Total run time: 2hr:09mins

Total race time: 6:00:51

DSC01175Sitting down to pack up my T-zone. Getting back up was tough.

I had a great day out on the race course. It was tough, but not insurmountable. I do see myself completing an other half Iron distance in the future but I don’t think it will be for an other few years. For this race in particular, I don’t think I would change anything to my training. Although I will approach training a little differently for my next half Iron.

Two week countdown and a new toy

24 Jun

I know I’ve been MIA in the last few weeks. Summer holidays are in full swing so that means extra shifts need to be picked up at work. That translates to completing my training at different times. No worries though, the training hours are being put in.

Mark threw me an awesome birthday full of surprises with friends and family. We went horseback riding and enjoyed an awesome meal that was a complete surprise. Both our parents made it down from Timmins which was totally awesome!

DSC01153But back to the Half Ironman! We are now two weeks out and I can’t believe it’s already here. It seems as though I still have months of preparing ahead but I’m all ready. I’m going to start to taper soon where I will maintain fitness but not put in hard workouts.

The main thing constantly on my mind is the swim. I try to practice the open water swim as often as I can. I’ve gone a few times and, once I get into a groove, it’s really not so bad. But then there’s the sea weed that totally grosses and creeps me out. I swim through it as fast as I can but eventually it just becomes too much. I really hope the lake in Peterborough is clear of sea weed. Or perhaps the number of people swimming through the sea weed will clear it for me.

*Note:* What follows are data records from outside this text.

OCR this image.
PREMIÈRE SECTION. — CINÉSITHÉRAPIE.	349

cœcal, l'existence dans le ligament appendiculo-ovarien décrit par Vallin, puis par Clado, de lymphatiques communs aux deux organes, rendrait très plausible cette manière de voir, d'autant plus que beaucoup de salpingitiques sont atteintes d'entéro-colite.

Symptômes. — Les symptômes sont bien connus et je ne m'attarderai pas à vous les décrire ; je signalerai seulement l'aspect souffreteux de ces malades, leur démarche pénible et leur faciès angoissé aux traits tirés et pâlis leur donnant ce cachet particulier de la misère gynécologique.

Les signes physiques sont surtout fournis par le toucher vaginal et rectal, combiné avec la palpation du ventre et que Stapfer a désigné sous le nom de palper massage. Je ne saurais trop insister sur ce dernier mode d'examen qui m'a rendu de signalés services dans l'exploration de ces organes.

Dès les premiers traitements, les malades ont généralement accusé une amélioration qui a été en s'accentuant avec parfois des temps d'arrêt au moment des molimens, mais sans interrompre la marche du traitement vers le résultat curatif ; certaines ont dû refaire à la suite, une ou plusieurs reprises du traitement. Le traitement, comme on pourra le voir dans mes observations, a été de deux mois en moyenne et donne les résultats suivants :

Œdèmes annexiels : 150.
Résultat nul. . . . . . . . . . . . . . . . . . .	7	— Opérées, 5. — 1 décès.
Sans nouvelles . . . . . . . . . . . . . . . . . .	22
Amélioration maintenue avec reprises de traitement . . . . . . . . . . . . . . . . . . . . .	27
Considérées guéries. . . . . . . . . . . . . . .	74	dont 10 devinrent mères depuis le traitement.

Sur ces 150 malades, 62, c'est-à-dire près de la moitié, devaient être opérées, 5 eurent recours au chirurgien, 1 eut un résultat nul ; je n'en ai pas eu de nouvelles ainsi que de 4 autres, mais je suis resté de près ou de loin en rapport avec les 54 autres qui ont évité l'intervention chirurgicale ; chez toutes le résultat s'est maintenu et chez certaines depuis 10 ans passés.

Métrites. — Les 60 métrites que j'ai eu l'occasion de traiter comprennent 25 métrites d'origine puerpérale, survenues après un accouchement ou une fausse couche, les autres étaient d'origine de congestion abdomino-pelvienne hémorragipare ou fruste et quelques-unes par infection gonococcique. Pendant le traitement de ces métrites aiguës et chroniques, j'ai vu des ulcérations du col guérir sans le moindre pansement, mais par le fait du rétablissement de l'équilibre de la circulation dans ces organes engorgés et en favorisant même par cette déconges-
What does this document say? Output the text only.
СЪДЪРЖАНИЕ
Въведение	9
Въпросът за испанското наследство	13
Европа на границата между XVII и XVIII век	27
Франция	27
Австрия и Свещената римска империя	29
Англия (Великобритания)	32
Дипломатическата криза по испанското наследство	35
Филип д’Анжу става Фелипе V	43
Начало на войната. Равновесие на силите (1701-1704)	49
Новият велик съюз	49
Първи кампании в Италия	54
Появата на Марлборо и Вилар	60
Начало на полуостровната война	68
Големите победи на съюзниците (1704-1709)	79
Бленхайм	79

But enough about the swim. What I’m really excited about is to get on my new bike. That’s right! I spent a small fortune on my own brand new Giant Defy Composite 2. GiantThe quality of the photo isn’t that great. We’re low on space in the den now with 3 bikes. We’ll have to figure out a solution to fit them all comfortably. I have yet to take her out on a spin but Wednesday is looking to be the day I go on one last long ride.

Sunday’s run was terribly hot. The humidity was really high at 93%. I went through almost all of my four water bottles on a 17km run. There was almost no shaded areas and I had to walk a few times. Although it was a tough run, I know it was a great training experience. The Peterborough Half run is a course with almost no shade in similar temperatures. It’s good to now how my body will react and how to stay moving. If it’s a stinkin’ hot day, I am so having ice cream when I cross that fiinish line!